As soon as this setting is effective the NSE processing will copy each NSE to this folder. Please note that it may take some time for this setting to be effective as it must wait until the Core Settings checks values for changes in the registry.

Q&A

Q: Do you know why truncating ResourceMerge helped with the Queue processing? Should we have some type of check to avoid this type of issue in our code?

A: The ResourceMerge table is a weak spot we found recently. It keeps the records of merged resources pointing out what resource guids were before and after a merge.

The procedure, which hangs, is doing loops trying to find out the current resource guid while it can find its parents, and this logic could lock the whole DB if records become cycled, like this:

Resource A > Resource B
Resource B > Resource C
Resource C > Resource A

The only reason why this could happen is if some race conditions in resource merge logic in c# code or some service crashed. We don’t have any 100% proof way to avoid situations like this.

Resource merges are mapped into a table now, which keeps track of old resource guids to current guid mapping, allowing a fast lookup of old resource guids. Resource association and data class importing have been changed to use this table to map the incoming resource guids to their merge targets, if any such targeting exists. The current implementation has one known limitation: If a resource merge occurs on a resource which is referenced as a foreign key, it will not be remapped.

 

Q: Is the message processing now single-threaded rather than multi-threaded as it traditionally was? Is there at least a separate thread for each queue since technically the messages are still sorted into queues within their table entries in dbo.EventQueueEntry? The behavior over the last two days seems to indicate a single-threaded processing model which does not seem very efficient given how easily our two servers became backlogged on NSEs due to processing issues on one of the servers.

A: The NSE processing is multithreaded. It was single-threaded in SP1, not vice-versa. We see it slow recently (and looking like single-threaded) only because DB locks occur while processing resource merge logic, which efficiently disallows resource-specific tables to be accessed. While merge was locking, none of the other NSE threads could do anything because the DB was locked.

 

 Q: In the event of a database communication outage, which could last for quite some time and potentially require a restart of the SMP services, how quickly do the failure retries occur? Do the messages get placed back into the queue and then wait for a later retry interval or do they immediately re-submit? If they are immediately re-submitted, as they appeared to do today, then we will most likely lose all of the NSEs that were submitted during the outage. This is not a good idea. The CMDB could be missing data until the next full inventory; in the case of critical software updates and/or distributions I will have no idea if they were successfully installed.

A: The default retry limit for NSE is three times and the delay between tries is pretty small (RetryNumber * 100 ms).
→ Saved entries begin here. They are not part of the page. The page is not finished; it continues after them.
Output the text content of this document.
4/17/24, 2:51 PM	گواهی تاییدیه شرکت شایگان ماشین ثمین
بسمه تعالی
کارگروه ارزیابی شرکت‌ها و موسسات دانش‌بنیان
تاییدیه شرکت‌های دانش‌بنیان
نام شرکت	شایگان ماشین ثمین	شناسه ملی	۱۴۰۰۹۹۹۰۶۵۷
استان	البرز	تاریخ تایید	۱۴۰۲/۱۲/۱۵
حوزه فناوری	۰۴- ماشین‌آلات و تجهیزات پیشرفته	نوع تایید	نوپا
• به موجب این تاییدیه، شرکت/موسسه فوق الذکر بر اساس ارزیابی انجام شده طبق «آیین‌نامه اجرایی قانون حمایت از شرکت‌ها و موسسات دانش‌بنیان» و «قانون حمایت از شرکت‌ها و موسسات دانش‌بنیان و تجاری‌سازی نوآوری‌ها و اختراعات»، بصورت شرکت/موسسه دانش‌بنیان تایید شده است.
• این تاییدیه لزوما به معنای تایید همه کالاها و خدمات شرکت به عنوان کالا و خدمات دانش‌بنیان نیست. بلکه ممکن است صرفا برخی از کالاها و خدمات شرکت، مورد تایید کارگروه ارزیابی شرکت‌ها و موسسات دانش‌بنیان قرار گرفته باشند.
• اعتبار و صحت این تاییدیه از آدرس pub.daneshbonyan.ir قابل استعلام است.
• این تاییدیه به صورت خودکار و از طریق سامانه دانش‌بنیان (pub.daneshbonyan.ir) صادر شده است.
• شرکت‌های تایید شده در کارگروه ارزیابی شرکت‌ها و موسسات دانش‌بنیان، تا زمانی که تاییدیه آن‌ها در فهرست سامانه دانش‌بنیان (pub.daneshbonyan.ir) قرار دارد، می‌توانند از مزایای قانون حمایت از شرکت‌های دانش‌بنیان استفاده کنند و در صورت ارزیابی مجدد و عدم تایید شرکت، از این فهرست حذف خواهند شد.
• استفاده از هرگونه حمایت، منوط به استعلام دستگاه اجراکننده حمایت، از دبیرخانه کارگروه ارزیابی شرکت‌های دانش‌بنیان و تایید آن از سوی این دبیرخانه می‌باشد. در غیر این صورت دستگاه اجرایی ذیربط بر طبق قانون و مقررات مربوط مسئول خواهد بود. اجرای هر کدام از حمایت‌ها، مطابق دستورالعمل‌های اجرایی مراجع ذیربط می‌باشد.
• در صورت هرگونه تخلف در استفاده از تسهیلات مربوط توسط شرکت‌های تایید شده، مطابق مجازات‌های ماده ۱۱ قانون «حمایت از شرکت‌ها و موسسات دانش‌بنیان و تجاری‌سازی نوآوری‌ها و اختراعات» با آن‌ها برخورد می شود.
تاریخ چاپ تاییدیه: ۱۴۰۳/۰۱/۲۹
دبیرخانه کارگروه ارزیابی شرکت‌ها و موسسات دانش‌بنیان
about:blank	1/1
After that, if the option is set, the NSE will be backed up.

If the DB is out of order the NSEs will not be put into the queue at all. Actually, a ‘server busy’ message will be returned to the client on the NSE post, and the client should handle this situation gracefully.

 

Q: How are the queues supposed to work now? I found that when I manually copy NSEs into the EventQueue\EvtQueue folder, nothing happens. I have to copy them into the eventqueue\EvtInbox folder. That process moves them into the EventQueue\EvtQueue folder directory. I see the client posting to the EventQueue\EvtQueue directory.

A: Do NOT put files into EvtQueue. The safest way (if you need manual NSE) is to use EvtInbox. Then, the message will be routed into EvtQueue automatically (no matter what size if it’s over 3KB), but its priority will be set in DB accordingly.

 

Q: Are bad and process folders no longer used?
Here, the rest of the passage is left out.